In our real life series, we hear from real women who have gone through real life changing experiences and and find out how this has impacted them. This story is written by one of my friends who has chosen to remain anonymous. I was so intrigued when I heard of what she had done and she gladly wrote this article on her experience of donating eggs.
THE FRUIT OF MY WOMB
By a 20something old girl
I was 20 and hated my retail job. Folding overpriced jeans had me bored out of my mind and my boyfriend at the time and I were convinced we could break the internet and become dollar millionaires off of it rather than stay at jobs we hated. We researched site after site declaring we could make $1000 in one day: just sign up here.
My boyfriend then happened upon a site where you could be a sperm donor but the payout was pathetic. What did pay however was eggs. Eggs from healthy 18-30 year old women who wanted to give other women the opportunity to have children but couldn’t. R7000 to be exact. And all I had to do was pass a medical test and donate eggs that were going to be flushed out by my next period anyways- sign me up!
I was intrigued but of course it wasn’t that easy. The sign up process was long and I had to provide medical histories of my parents and grandparents, be assessed by a psychologist as well as provide baby pictures of myself; so the couple would have an idea of the exact kind DNA they would be procuring.
That’s when it hit me. Once this was done I would essentially be giving a couple a chance to have a child; with half my genetic make up. Did this make me a mother? My eggs would be fused with the father’s sperm and then inserted into his wife/partner who would carry and birth the child. All they had to do was have plus minus R47 000 and their dream child would be harvested from my womb. Complete with artistic hobbies and a stellar academic record according to my profile.
I admit curiosity and the prospect of easy money were the main reasons I went through with it. The bolt thing that wasn’t so easy was having to inject myself in my stomach with hormones at the same time every day. I am not afraid of needles but the hormones did make me have mood swings. I became emotional and remember weeping for hours one night while on the phone with my boyfriend. The smallest things he said set me off into hours of sullen silence I could not explain.
The gynecologists I was assigned to were always jolly middle-aged men who treated my body like a healthy specimen waiting to ripen. They would crack jokes as they pulled a condom over a dildo like stick they would insert into me and magically examine my cervix on an ultra sound monitor. We would chat about my hopes and dreams as they noted how my womb was doing and how much longer till they harvested the eggs. Harvest; that was the official term they used. I felt like a good patch of land ready for a bountiful crop.
After a few weeks of the hormone treatment and frequent check ups it was decided that I was indeed ready to be harvested. I was put on anaesthesia for the actual op but the doctor kept assuring me that what I was doing was very good, very selfless, I was helping the world. Did I know how many people wanted children? And not to worry. There are no side effects, as soon as I was ready to have my own child I would fall pregnant quite easily.
As the anaesthesia knocked me out I had an image of little mini-me’s running through the greenest farm I had ever seen.
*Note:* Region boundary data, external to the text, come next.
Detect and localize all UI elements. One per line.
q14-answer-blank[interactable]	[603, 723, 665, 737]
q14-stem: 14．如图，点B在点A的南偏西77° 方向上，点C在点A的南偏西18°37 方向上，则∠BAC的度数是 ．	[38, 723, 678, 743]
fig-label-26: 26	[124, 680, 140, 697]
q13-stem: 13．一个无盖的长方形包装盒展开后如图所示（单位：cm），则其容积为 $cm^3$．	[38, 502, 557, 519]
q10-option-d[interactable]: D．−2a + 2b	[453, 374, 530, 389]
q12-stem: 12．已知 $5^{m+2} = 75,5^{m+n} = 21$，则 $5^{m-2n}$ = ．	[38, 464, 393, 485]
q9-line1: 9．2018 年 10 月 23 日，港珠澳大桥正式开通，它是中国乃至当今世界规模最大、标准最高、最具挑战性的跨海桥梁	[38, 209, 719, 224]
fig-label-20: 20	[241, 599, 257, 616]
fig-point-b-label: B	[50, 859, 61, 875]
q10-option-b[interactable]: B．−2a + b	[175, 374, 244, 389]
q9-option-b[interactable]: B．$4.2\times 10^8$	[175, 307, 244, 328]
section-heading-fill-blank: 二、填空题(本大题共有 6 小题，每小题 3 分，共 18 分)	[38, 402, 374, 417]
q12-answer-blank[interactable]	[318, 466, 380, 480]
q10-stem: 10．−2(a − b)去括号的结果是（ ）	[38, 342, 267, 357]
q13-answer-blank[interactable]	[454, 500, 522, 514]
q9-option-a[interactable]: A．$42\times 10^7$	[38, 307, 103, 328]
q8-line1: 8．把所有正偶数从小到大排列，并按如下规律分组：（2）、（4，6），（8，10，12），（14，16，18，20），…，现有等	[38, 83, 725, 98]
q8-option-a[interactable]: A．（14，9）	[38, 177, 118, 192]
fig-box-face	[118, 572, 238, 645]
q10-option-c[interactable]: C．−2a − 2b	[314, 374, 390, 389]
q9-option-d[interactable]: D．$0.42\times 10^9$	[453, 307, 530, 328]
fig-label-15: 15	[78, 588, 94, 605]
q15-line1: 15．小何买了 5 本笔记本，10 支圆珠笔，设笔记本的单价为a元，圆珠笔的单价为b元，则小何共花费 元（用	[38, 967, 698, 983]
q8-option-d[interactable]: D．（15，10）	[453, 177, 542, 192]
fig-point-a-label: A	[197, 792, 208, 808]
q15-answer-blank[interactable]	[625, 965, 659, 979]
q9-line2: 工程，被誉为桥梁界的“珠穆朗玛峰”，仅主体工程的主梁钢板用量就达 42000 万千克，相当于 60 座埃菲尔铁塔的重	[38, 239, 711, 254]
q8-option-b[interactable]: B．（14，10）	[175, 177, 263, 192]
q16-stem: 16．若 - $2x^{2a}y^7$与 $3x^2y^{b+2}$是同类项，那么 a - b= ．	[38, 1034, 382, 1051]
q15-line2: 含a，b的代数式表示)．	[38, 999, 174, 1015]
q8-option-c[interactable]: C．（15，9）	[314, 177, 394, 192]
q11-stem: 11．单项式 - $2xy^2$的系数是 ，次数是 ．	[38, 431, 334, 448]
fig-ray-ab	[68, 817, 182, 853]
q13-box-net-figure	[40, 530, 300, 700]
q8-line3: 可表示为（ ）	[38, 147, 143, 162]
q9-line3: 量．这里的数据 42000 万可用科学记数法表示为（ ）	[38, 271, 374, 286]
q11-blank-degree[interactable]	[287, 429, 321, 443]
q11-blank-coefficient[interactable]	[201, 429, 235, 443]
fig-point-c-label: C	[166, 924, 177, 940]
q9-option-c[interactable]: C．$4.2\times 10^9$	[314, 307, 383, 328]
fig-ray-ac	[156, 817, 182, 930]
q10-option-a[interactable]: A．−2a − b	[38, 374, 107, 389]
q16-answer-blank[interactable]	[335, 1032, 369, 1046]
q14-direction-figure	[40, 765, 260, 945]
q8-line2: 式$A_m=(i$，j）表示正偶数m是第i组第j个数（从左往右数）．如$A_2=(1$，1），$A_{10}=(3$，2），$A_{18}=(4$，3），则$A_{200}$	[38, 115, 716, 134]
I smiled and passed out.
When I woke up I had a drip in my arm and a cheerful nurse smiling down at me. My boyfriend was on the other side (you have to have someone there to drive you home). The nurse told me they had gotten 13 eggs: I had done well apparently. I was dizzy and my tummy was a bit tender but there were no incisions; “We just sucked them out…” I remembered the gynae saying.
I received a cheque, made out to me on the way out and got a thank you from reception. I cashed the cheque the very next day and a few days later my period came. Heavier than usual but nothing was amiss. About a month or so later I got an email from the donor agency; the eggs hadn’t taken so there was no pregnancy… Oh and would I like to donate again in a few months?
A part of me was sad that I had not been able to give the gift of life all those doctors and nurses and I imagine the couple had been so excited about. Another part of me was relieved. I had started imagining bumping into a child in a few years who vaguely looked like me… A R7000 child in a designer stroller being adored and pampered by his or her rich parents… Would I feel a tug in my heart? Would I instinctively know she had a part of me in her and would she feel the same? Perhaps the adoring look on her parent’s face would assure me I did the right thing… Perhaps.
In South Africa the legislated amount compensated to donors is R7000. This amount, which donors receive as compensation for their egg donation gift, includes compensation for their time, effort and discomfort. It is left by the recipient, in cash, with the clinic, who hand it to the donor on the day of and after, the egg retrieval.